Provincial finals? Don't mention the war. Kelly wonders if the personnel shift of recent years had its source in some giving up a little ahead of schedule because of 2010.

"You're sick at times answering questions about the fallout. Probably the biggest fallout was that some of the more senior players became disillusioned, eventually it petered out.

"A lot of them had given huge service and they drifted. People spoke about us that we were leaderless. It's not that I feel we were leaderless, it's just the fellas that were left had never had to assume a role as leaders before. It was always Paddy Keenan, Shane Lennon, John O'Brien, that type of player, Dessie Finnegan, strong characters, leaders in the dressing room.

"All of a sudden the guys that are left there, the likes of Adrian Reid, Derek Maguire, Declan Byrne, Colm Judge had to assume the mantle. This year they proved to be very strong characters and good in the dressing room for the younger fellas.


"I was probably naive to the fact that (with 2010) I thought, 'Listen let's get on and deal with this' but the initial hurt has probably taken longer to go, more so because of the way the county was treated.

"You can't blame Meath, Louth. As a whole I feel the GAA handled it bad. It was just a disaster. We have regrouped, it has taken a while. We have a bunch of players who are really ambitious.

"There are going to be mistakes, there are going to be games where it's not going to happen. But overall they have a tendency to work hard and try to the end and that's a trait Louth teams probably haven't had in the past."

They meet Carlow later today in the opening round mindful of the loss to the same opponents in 2011. In a province that contains Dublin, they simply can't afford to think too big but in a county with two of the biggest provincial towns in the country Kelly still thinks they can punch hard.

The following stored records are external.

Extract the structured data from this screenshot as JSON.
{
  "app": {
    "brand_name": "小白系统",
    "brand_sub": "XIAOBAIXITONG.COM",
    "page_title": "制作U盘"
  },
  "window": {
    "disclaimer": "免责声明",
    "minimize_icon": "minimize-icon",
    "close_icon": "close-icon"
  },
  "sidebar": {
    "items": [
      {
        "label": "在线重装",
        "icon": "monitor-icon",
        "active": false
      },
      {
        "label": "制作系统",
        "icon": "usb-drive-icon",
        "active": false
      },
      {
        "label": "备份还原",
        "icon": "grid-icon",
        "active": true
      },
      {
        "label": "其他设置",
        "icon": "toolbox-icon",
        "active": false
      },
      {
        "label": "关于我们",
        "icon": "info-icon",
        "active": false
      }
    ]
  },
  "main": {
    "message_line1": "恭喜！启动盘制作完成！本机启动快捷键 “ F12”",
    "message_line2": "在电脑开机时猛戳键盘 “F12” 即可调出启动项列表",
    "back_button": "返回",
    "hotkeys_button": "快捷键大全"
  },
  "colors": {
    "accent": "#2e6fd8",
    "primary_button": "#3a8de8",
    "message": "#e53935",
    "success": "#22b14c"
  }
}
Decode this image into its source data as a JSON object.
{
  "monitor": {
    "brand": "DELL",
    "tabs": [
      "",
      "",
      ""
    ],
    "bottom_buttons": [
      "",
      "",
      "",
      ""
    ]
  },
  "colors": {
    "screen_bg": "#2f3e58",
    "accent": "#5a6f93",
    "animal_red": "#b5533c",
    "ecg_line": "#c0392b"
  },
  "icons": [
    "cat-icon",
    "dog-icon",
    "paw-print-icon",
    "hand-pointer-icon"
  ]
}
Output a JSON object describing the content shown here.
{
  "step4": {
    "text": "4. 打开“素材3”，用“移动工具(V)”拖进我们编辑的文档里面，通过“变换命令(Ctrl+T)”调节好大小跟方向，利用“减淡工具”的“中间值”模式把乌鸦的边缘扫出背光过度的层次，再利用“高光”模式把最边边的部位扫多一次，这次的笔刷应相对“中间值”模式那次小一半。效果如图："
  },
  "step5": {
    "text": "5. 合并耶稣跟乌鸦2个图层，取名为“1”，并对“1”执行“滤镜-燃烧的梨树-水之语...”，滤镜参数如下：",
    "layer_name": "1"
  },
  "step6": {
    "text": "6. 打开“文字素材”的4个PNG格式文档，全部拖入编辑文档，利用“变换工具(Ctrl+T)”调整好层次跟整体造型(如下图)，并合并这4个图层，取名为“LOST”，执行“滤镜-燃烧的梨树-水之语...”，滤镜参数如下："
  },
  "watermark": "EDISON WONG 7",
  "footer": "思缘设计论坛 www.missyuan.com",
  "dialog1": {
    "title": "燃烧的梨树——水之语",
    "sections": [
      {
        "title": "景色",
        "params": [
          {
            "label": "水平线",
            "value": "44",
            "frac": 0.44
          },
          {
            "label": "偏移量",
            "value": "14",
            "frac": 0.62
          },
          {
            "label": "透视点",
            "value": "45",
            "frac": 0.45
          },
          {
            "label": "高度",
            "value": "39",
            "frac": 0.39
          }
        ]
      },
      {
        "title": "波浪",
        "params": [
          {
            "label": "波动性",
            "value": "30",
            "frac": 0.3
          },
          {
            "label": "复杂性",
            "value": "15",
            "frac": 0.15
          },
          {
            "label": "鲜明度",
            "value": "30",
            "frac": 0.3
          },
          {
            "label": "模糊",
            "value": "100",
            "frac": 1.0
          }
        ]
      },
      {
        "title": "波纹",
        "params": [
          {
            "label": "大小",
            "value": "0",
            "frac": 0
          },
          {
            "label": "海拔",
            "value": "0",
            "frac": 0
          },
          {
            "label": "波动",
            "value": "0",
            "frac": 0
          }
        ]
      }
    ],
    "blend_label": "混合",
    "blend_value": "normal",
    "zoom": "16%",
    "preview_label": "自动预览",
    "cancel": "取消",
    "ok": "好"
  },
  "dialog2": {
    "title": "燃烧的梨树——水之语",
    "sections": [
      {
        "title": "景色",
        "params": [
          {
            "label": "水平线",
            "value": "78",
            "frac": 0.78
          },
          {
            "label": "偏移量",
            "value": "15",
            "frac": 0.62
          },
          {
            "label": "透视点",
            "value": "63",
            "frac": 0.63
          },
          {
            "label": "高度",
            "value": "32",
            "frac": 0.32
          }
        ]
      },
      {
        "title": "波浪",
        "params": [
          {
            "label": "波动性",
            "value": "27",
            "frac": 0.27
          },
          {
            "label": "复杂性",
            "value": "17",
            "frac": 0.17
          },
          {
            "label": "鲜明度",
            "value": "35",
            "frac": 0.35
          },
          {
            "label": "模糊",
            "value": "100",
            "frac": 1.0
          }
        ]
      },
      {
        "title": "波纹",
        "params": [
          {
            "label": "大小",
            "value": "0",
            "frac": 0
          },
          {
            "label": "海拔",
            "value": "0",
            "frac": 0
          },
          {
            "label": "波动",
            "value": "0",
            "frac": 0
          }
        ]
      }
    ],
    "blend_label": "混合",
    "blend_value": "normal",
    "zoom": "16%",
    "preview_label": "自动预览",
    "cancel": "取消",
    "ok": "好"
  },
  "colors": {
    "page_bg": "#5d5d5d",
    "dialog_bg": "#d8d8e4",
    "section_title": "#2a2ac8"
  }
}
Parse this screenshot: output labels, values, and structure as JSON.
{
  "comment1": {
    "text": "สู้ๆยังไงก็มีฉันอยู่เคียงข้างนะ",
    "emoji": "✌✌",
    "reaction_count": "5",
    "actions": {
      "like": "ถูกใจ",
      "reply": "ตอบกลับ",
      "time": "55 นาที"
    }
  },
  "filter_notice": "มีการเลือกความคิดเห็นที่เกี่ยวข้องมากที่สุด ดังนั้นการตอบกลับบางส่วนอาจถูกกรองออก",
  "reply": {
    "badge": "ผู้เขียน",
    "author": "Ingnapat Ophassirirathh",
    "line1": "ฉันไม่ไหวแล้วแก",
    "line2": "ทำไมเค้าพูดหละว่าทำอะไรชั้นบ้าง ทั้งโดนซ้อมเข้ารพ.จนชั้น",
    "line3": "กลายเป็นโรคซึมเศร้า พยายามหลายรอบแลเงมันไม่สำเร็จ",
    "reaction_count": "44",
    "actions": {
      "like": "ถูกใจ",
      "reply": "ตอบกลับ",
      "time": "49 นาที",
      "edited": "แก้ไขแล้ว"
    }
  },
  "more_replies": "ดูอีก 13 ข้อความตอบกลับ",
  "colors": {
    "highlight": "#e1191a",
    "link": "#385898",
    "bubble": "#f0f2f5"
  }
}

"Even when we were sitting down to reassess our goals after the league, it would have been naive of me to speak to the players about the possibility of winning Leinster. I'm not saying Dublin can't be beaten but the possibility of them losing?

"It's outrageous to think any different.

"There are other things that can be achieved.

"The All-Ireland series, teams from lower divisions have got to the last eight, the last four in the past.

"With the right momentum, the right work ethic, the right bit of luck in the draw, you could go deep into the summer."